Thursday: Curtains, Candles, and Chocolate Regrets
Thursday arrived, and I decided to create the perfect work-from-home vibe—curtains drawn, candles flickering, fully embracing my inner productivity monk. The plan was simple: no distractions, just pure focus. Then, of course, I demolished an entire box of Ferrero Rocher that was supposed to be a gift for a friend. Who needs friends anyway? (Okay, I do. Sorry, friend.)
In penance for my chocolate crime, I went to Body Combat. Not for fitness, mind you. Just for redemption. Afterward, I bumped into a few people I knew, and had one of those “Oh right, human connection is actually crucial” moments. I tend to convince myself I’m fine flying solo, like some kind of lone wolf, but deep down? I’m not. Those small moments, those chats, they really do make a difference. I felt so much better afterward.
The day wrapped up with a trip to Asda to prep for the boys’ birthday. I even celebrated with prosecco. Because if you’re going to survive the chaos, might as well do it with bubbles, right?
Friday: Prosecco Regrets and Domestic Triumphs
Ah, Friday. I woke up with a headache that screamed, “Remember me? The prosecco? You fool!” I sighed, popped some paracetamol, and dragged myself to spin class.
Instead of diving straight into work, I decided to slow down. No deadlines. Just a quiet day of appreciating the little things. I even reminisced about Christmas as a kid with the receptionist. And for the first time all week, I felt present. Overwhelm? Gone. Mood? Okay.
That afternoon, I picked up the kids from school, fully aware that my evening plans were about to be anything but glamorous. The agenda? Scrubbing the bathroom (which I’ve heroically ignored all week), tidying up the house (because apparently, chaos isn’t a valid home décor choice), and wrapping birthday presents for the kids. I’d love a robot to take over these chores, but until science catches up, I’ll bask in my brief triumph of a tidy house.

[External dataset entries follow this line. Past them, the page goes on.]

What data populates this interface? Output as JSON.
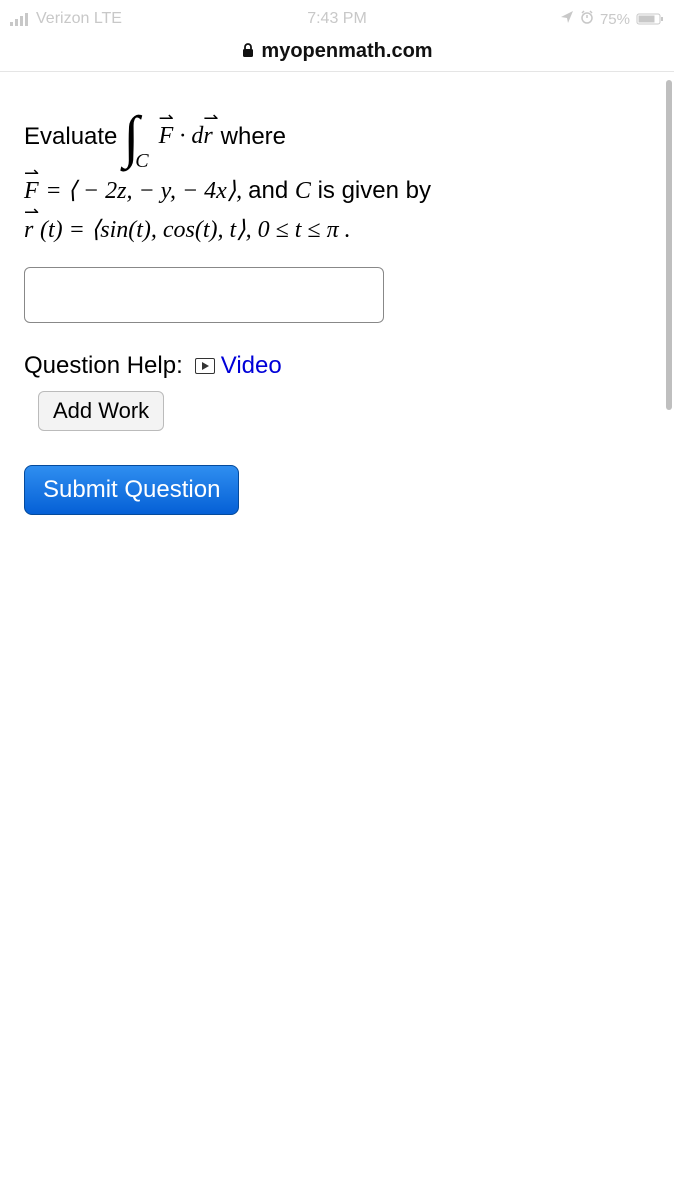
{
  "statusbar": {
    "carrier": "Verizon  LTE",
    "time": "7:43 PM",
    "battery_pct": "75%"
  },
  "browser": {
    "url": "myopenmath.com"
  },
  "question": {
    "evaluate_label": "Evaluate",
    "integral_sub": "C",
    "integrand_F": "F",
    "dot": "·",
    "dr_d": "d",
    "dr_r": "r",
    "where": "where",
    "line2_pre": "F",
    "line2_eq": " = ⟨ − 2z,  − y,  − 4x⟩, ",
    "line2_and": "and ",
    "line2_C": "C",
    "line2_given": " is given by",
    "line3_r": "r",
    "line3_rest": "(t) = ⟨sin(t), cos(t), t⟩,  0 ≤ t ≤ π ."
  },
  "help": {
    "label": "Question Help:",
    "video": "Video",
    "addwork": "Add Work"
  },
  "buttons": {
    "submit": "Submit Question"
  }
}
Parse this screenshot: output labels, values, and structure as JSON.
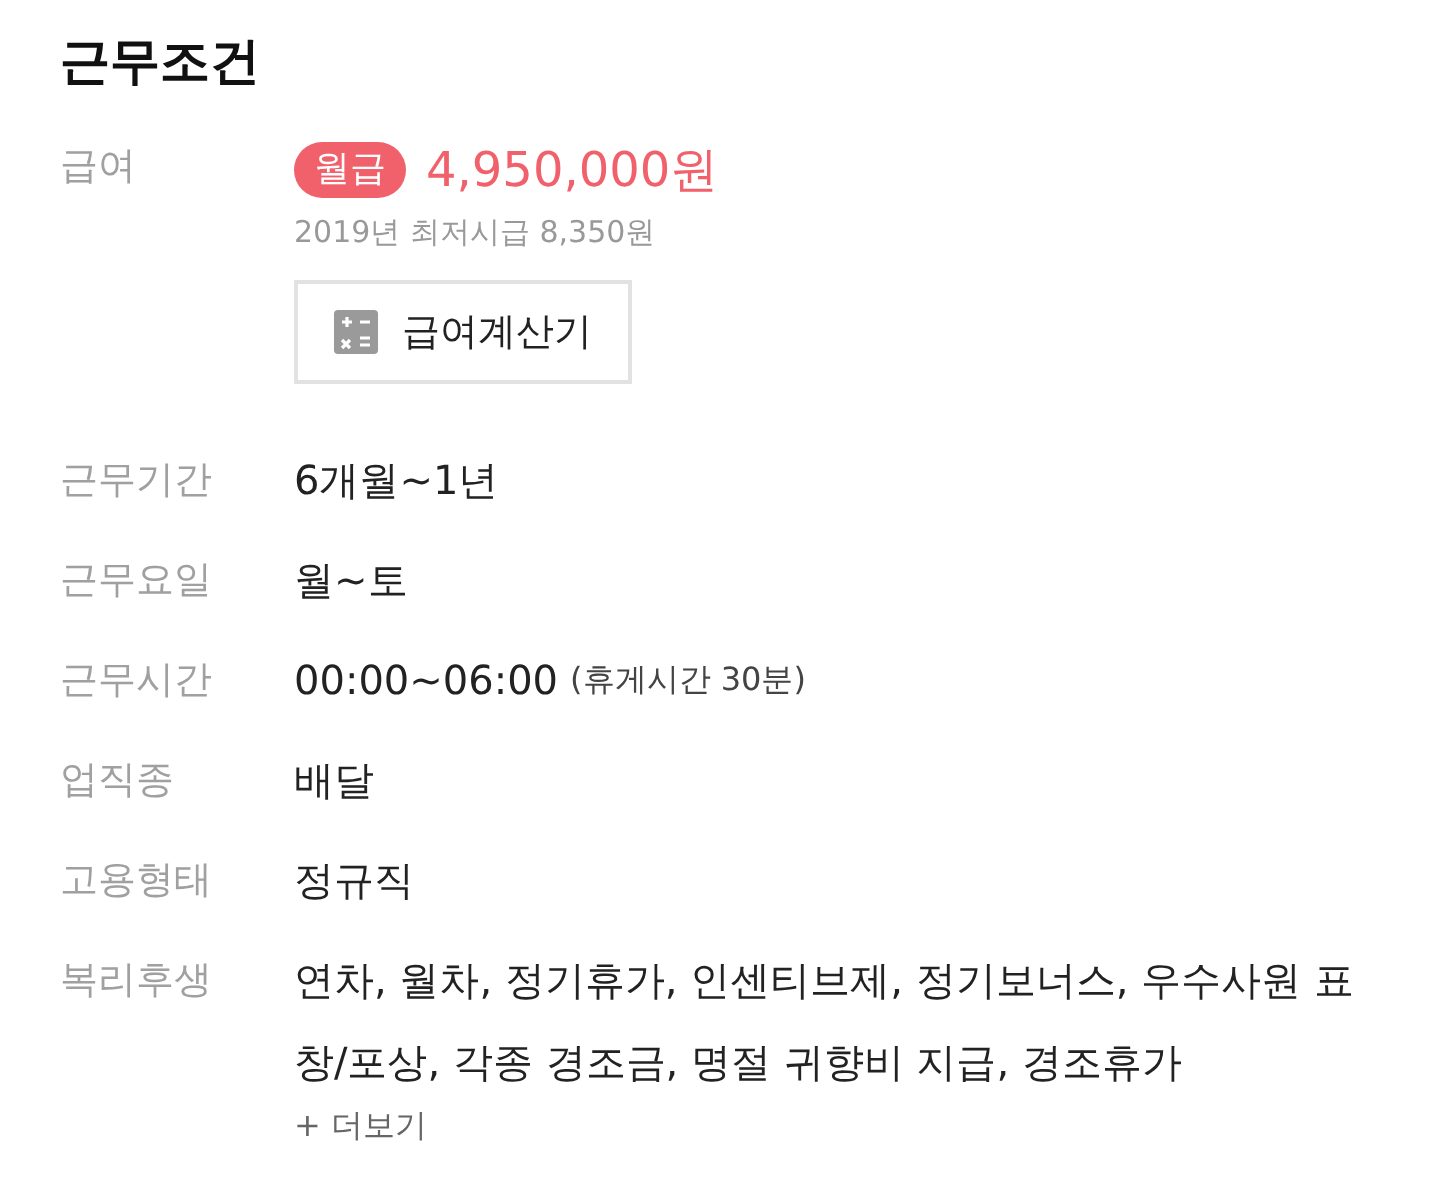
{
  "title": "근무조건",
  "salary": {
    "label": "급여",
    "badge": "월급",
    "amount": "4,950,000원",
    "note": "2019년 최저시급 8,350원",
    "calculator_button": "급여계산기"
  },
  "rows": [
    {
      "label": "근무기간",
      "value": "6개월~1년"
    },
    {
      "label": "근무요일",
      "value": "월~토"
    },
    {
      "label": "근무시간",
      "value": "00:00~06:00",
      "note": "(휴게시간 30분)"
    },
    {
      "label": "업직종",
      "value": "배달"
    },
    {
      "label": "고용형태",
      "value": "정규직"
    },
    {
      "label": "복리후생",
      "value": "연차, 월차, 정기휴가, 인센티브제, 정기보너스, 우수사원 표창/포상, 각종 경조금, 명절 귀향비 지급, 경조휴가",
      "more_link": "+ 더보기"
    }
  ]
}
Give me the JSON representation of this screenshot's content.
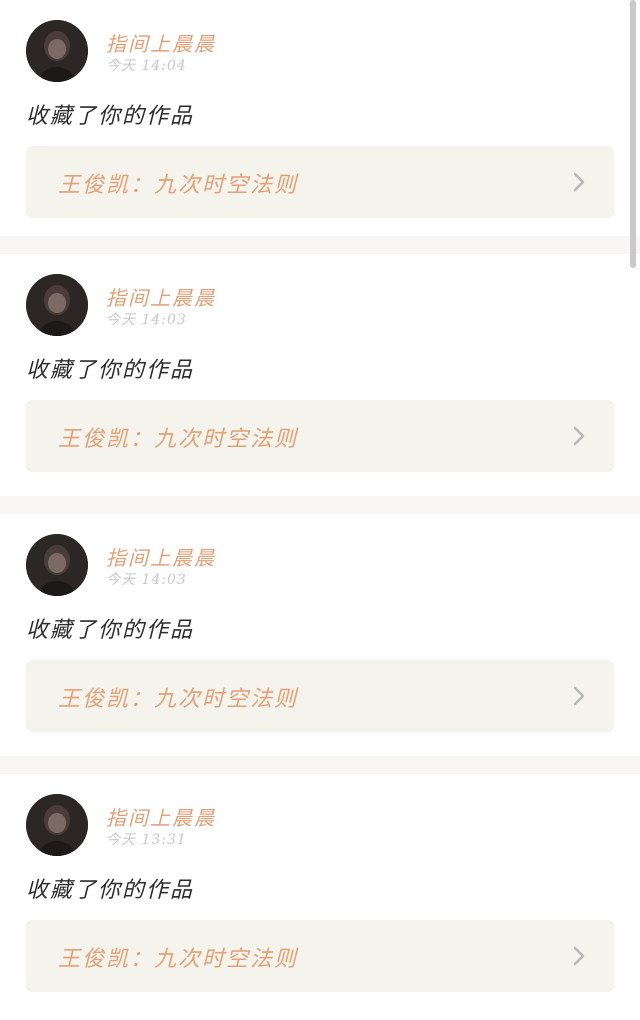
{
  "feed": {
    "items": [
      {
        "username": "指间上晨晨",
        "timestamp": "今天 14:04",
        "action": "收藏了你的作品",
        "work_title": "王俊凯：九次时空法则"
      },
      {
        "username": "指间上晨晨",
        "timestamp": "今天 14:03",
        "action": "收藏了你的作品",
        "work_title": "王俊凯：九次时空法则"
      },
      {
        "username": "指间上晨晨",
        "timestamp": "今天 14:03",
        "action": "收藏了你的作品",
        "work_title": "王俊凯：九次时空法则"
      },
      {
        "username": "指间上晨晨",
        "timestamp": "今天 13:31",
        "action": "收藏了你的作品",
        "work_title": "王俊凯：九次时空法则"
      }
    ]
  },
  "colors": {
    "accent": "#e3a077",
    "link_bg": "#f4f3ec",
    "page_bg": "#f7f6f4"
  },
  "icons": {
    "avatar": "user-avatar",
    "chevron": "chevron-right-icon"
  }
}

The Moral of the Story: You’ve Got This (Even If You Don’t Feel Like It)
This week was a rollercoaster. And not one of those fun, “yay, theme park!” rides. More like a “please make it stop” kind of rollercoaster. But guess what? I made it. Life is messy, and progress is rarely perfect. Sometimes just surviving the lows, embracing the ‘meh,’ and celebrating the small wins is enough.
It’s not about huge transformations or instant fixes. It’s about showing up, day by day, and trying again. So if you’re in the thick of it, remember: progress is still progress, even when it’s wrapped in chaos. You’ll get there, one messy step at a time. And when you do? Maybe skip the prosecco. Or don’t. Honestly, you might handle it better than I did!
How to Make Small Changes to Improve Yourself?
Life isn’t a straight line. One moment you’re steady, the next you’re spiraling. But here’s the truth—your feelings are valid, full stop. They don’t need to be compared or justified by anyone else’s situation. It’s okay to feel overwhelmed, sad, or uncertain, even if someone else seems to have it harder. Feelings show up uninvited, and that’s just how it is. But they’re never permanent. Just like moments of joy eventually fade, the tough ones will pass too.
This week, I pulled myself out of a Tuesday-sized emotional pit and realised it’s time to make some small, intentional changes. Nothing huge—just small, tough steps to quietly guide my life closer to where I want it to be. It won’t be easy, especially when it means tackling the hard stuff, but I know it’ll be worth it.